Commerce lay at the root of the Reformation and the earlier Renaissance. The rise of banks such as the Medici caused a crisis for them and for others. Usury was a mortal sin. Troubled by this, Cosimo de Medici asked a cardinal if it was true and what he could do in that case. The cardinal said he had to stop his banking activities and make restoration of everything he had gained to those he had taken it from. Cosimo tried to square the circle. He continued to bank, but he started on the path of philanthropy on a gargantuan scale, arguably, along with others, bringing about the Renaissance. It was a descendant of his who – as pope and utilising the travelling friars on an industrial scale to sell indulgences to raise funds to satisfy his extraordinary appetites – drove Martin Luther to such fury, and the rest, as they say, is history. The scientific and philosophical tradition thrown up by the Renaissance was to regard usury not merely as something defensible but as a positive and something praiseworthy. The scientists, as usual, didn’t think it was their business.
Many Europeans fell into atheism out of disgust at the behaviour of the Protestants and Catholics and out of dismay at the complex arguments of both. Religion had been inextricably connected to politics, i.e. monarchy. Political theorising during the Reformation about the rights and limits of monarchs and the rights of man served to undermine the idea of monarchy at all culminating in the British execution of Charlies I and later the French Revolution, and to bring about the rise of the commercial class whose instrument was parliament. Thus commerce came to dominate politics. And banking continued its inexorable rise to global sovereignty.

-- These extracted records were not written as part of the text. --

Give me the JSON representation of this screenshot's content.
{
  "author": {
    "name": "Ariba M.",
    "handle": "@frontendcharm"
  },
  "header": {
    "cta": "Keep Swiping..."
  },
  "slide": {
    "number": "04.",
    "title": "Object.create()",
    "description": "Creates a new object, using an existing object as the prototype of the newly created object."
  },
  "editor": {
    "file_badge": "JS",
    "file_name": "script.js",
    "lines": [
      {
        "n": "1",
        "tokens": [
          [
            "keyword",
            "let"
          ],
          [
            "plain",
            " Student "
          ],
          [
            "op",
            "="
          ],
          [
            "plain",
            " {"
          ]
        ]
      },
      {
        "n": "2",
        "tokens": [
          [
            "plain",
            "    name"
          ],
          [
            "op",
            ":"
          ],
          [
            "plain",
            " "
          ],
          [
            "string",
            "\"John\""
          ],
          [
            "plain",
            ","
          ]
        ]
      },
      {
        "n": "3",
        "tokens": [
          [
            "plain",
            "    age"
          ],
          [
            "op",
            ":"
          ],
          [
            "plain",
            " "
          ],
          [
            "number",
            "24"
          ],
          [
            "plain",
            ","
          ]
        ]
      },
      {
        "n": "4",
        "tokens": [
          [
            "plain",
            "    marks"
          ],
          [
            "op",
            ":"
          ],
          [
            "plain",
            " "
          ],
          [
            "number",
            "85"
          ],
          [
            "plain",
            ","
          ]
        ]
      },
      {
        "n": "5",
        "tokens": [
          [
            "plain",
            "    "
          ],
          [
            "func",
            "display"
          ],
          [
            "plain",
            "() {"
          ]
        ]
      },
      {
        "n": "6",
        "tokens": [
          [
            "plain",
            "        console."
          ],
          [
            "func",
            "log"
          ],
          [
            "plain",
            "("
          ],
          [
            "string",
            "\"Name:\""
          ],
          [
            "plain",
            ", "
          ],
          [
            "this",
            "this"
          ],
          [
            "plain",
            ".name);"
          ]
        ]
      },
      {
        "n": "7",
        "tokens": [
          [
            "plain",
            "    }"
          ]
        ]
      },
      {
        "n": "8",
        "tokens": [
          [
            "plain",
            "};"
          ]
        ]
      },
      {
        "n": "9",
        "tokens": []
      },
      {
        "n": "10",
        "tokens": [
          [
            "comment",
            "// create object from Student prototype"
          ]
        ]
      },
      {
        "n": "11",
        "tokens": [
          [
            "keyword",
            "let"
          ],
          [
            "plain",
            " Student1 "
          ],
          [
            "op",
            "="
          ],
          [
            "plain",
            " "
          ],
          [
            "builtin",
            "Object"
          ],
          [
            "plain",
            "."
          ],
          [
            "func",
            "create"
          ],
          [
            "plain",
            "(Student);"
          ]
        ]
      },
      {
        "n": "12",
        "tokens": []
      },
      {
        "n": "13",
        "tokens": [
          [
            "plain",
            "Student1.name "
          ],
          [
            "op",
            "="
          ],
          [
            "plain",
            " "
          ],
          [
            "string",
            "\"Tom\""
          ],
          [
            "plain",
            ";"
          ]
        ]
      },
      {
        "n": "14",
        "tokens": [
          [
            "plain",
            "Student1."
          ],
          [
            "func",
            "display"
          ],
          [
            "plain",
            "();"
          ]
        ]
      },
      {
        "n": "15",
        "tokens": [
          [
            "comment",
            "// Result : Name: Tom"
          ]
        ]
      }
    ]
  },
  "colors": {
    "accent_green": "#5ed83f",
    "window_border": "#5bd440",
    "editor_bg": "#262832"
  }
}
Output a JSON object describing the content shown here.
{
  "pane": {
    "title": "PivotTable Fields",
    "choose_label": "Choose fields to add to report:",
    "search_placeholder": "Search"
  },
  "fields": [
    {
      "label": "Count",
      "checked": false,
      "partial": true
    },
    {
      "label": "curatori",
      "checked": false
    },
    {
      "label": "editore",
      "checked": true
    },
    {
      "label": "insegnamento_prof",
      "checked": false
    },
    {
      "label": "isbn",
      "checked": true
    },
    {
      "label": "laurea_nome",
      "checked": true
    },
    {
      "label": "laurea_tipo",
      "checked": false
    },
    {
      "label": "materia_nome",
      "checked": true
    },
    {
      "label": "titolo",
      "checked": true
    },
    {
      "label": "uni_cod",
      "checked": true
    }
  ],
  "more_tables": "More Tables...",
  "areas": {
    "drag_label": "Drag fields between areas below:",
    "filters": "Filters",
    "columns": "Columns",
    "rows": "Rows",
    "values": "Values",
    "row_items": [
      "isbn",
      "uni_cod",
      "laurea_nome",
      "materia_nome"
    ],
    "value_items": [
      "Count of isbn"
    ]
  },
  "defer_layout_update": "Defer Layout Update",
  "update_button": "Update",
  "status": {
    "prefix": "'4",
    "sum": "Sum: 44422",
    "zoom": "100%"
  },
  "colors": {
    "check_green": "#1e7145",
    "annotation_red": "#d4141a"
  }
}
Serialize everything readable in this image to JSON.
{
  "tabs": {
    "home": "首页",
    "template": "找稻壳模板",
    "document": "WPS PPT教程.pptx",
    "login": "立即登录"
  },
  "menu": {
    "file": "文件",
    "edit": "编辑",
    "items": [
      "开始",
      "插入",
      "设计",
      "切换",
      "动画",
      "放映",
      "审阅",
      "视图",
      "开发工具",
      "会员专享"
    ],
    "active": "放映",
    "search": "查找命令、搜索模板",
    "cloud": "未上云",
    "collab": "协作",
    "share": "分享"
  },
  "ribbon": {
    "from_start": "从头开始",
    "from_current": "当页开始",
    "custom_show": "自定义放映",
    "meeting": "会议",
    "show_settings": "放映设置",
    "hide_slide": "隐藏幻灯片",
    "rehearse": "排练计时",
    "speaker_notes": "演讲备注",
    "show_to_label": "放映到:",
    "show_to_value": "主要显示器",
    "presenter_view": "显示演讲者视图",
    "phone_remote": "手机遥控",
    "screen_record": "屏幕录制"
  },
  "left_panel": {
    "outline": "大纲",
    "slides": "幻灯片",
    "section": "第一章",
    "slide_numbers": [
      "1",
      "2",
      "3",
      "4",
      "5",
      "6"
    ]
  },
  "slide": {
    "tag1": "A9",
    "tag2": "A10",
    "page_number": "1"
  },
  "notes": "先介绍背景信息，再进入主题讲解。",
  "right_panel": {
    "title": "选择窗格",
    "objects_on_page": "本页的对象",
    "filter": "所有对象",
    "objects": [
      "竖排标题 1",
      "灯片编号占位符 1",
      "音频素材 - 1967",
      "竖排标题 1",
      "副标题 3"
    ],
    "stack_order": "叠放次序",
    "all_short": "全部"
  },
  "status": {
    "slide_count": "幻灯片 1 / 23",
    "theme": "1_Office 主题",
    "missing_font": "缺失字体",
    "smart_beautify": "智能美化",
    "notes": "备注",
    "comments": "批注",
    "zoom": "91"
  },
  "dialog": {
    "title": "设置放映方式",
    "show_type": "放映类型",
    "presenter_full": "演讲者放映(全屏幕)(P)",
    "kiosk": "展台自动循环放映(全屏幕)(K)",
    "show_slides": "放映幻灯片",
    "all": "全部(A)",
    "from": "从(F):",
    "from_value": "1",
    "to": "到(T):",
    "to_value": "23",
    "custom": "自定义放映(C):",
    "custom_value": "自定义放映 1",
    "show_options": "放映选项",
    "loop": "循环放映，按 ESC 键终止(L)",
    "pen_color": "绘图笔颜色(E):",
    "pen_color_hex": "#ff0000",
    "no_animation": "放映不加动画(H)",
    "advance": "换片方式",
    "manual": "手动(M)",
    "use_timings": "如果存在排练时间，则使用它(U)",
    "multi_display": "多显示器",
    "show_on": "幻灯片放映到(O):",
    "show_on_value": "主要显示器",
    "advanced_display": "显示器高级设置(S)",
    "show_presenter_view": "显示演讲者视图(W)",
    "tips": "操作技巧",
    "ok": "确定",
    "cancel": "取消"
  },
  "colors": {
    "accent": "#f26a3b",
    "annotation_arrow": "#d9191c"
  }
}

To look at any issue today as if it is possible to separate science from politics, religion and commerce is to be the heir to all of this.
Now, at the root of these religious and political events, what was unleashed was tremendous emotion, a great deal of hatred, but also mixes of conflicting emotions: loved ones were transformed into enemies overnight. (By the way, Northern Ireland’s ‘Troubles’ were echoes of this event in Europe.) Science offered a cool, dispassionate and unemotional objectivity, which was its main attraction, even though scientists were to engage in a number of heated controversies then and ever since. Nevertheless, among the many end points that science reached, including Gödel’s work and quantum theory, the most recent was neurophysiology, where Antonio Damasio showed that there is no such thing as a thought without emotion.
Perhaps that goes some way to explaining how discussion of issues such as the pandemic and vaccines can express such dreadful animosity from those who hold different positions.